Può darsi però che per principio suo, l’autore della critica abbia voluto intendere quello di procedere all’educazione del puledro coi mezzi da lui più volte proposti di assecondare, cioè, le tendenze naturali, senza contrastarle, abolendo per conseguenza tutto quanto nel vecchio regolamento tendeva ad obbligare il cavallo a piegarsi alla volontà del cavaliere e tutto quanto tendeva ad insegnare anche il più elementare degli spostamenti indispensabili ad apprendersi dal cavallo di guerra.

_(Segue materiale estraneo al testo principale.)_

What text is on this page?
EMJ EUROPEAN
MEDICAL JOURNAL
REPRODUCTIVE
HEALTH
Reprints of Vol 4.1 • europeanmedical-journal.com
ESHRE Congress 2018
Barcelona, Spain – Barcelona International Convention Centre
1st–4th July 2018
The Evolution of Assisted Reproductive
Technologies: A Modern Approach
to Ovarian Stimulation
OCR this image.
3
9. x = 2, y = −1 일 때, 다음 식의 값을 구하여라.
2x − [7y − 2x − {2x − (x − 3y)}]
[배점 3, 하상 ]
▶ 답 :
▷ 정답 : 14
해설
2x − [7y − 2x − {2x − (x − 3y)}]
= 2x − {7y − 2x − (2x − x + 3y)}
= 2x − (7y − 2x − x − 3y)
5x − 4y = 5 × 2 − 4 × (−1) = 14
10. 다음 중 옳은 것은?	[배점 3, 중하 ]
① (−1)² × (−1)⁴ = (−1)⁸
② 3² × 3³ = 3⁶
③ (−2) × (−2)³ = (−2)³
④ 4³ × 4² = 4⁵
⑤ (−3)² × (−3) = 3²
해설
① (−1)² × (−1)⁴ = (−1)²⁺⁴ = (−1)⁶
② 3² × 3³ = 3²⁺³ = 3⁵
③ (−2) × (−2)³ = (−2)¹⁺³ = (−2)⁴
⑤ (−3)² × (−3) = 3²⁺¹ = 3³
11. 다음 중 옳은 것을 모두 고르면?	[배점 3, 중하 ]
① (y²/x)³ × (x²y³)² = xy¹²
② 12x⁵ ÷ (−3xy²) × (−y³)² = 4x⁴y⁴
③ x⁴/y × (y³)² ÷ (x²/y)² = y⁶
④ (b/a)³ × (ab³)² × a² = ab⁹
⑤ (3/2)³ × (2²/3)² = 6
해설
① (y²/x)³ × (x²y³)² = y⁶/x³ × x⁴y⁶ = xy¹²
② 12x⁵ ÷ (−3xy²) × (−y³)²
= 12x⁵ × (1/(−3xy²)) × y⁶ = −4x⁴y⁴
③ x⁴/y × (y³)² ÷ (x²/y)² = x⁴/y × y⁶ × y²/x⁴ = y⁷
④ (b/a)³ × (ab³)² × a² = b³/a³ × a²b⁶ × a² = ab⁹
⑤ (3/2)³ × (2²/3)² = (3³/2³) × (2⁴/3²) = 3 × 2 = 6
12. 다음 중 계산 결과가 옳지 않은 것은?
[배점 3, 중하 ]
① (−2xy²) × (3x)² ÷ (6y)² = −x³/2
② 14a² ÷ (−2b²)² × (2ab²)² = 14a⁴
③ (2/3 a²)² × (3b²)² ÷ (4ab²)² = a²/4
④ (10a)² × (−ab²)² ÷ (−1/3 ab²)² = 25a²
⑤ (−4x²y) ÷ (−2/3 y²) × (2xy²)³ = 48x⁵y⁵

Ma in questo caso avrebbe dovuto attendere per rallegrarsi di veder aboliti col regolamento definitivo i già citati paragrafi 253, 254 e 255, che, per fortuna, non militano in favore delle sue teorie o del suo principio, se così desidera chiamarlo.

Io non credo che il regolamento definitivo vorrà togliere quegli esercizi di indiscutibile necessità, ma se ciò accadesse consiglierei di radiare la parola addestramento, perchè il vocabolario insegna che addestrare è sinonimo di insegnare e siccome l’uomo insegna solo ciò che da natura non si apprende, è ovvio il dimostrare che non è possibile imparare cosa qualsiasi senza piegarsi, con maggiore o minore sforzo di fisico o [p. 499 modifica]d’intelligenza, alle esigenze richieste dallo scopo che vuol raggiungere un dato insegnamento.

Il pretendere quindi che il puledro diventi cavallo senza piegarsi a qualche sforzo, varrebbe quanto il pretendere d’avere buona fanteria col l’assecondare il passo goffo e sconclusionato del coscritto, in genere, e del contadino, o montanaro in ispecie.

Ciò detto, per incidente, chiudo la parentesi.

Io non voglio nè ho il tempo per analizzare e rispondere sopra tutti i punti della critica in parola tanto più dopo la minuta e coscienziosa replica fatta dal colonnello Sartirana.

Dirò solo che lo scritto ha rilevato nel nuovo regolamento lacune e difetti che non avrebbe scoperti se, giudicando obbiettivamente, non avesse dimenticato ciò che non dimenticò la Commissione e, cioè, giova ripeterlo, che il mandato era di compilare un regolamento d’equitazione militare, una guida per l’istruttore, e non un trattato con sviluppo maggiore o minore di questa o quella branca.

Il non aver tenuto presente questo fatto capitale, per chi si accingeva a fare una critica, l’aver voluto correr dietro ad un solo ideale perdendo di vista quello vero al quale si voleva tendere col nuovo regolamento, di servirsi, cioè, di tutte le risorse dell’equitazione moderna ed antica, ridotte al puro necessario, come mezzo per formare buoni combattenti a cavallo, ha fatto sì che non ha potuto resistere alla tentazione di rilevare come lacuna il poco sviluppo dato alle teorie sul salto.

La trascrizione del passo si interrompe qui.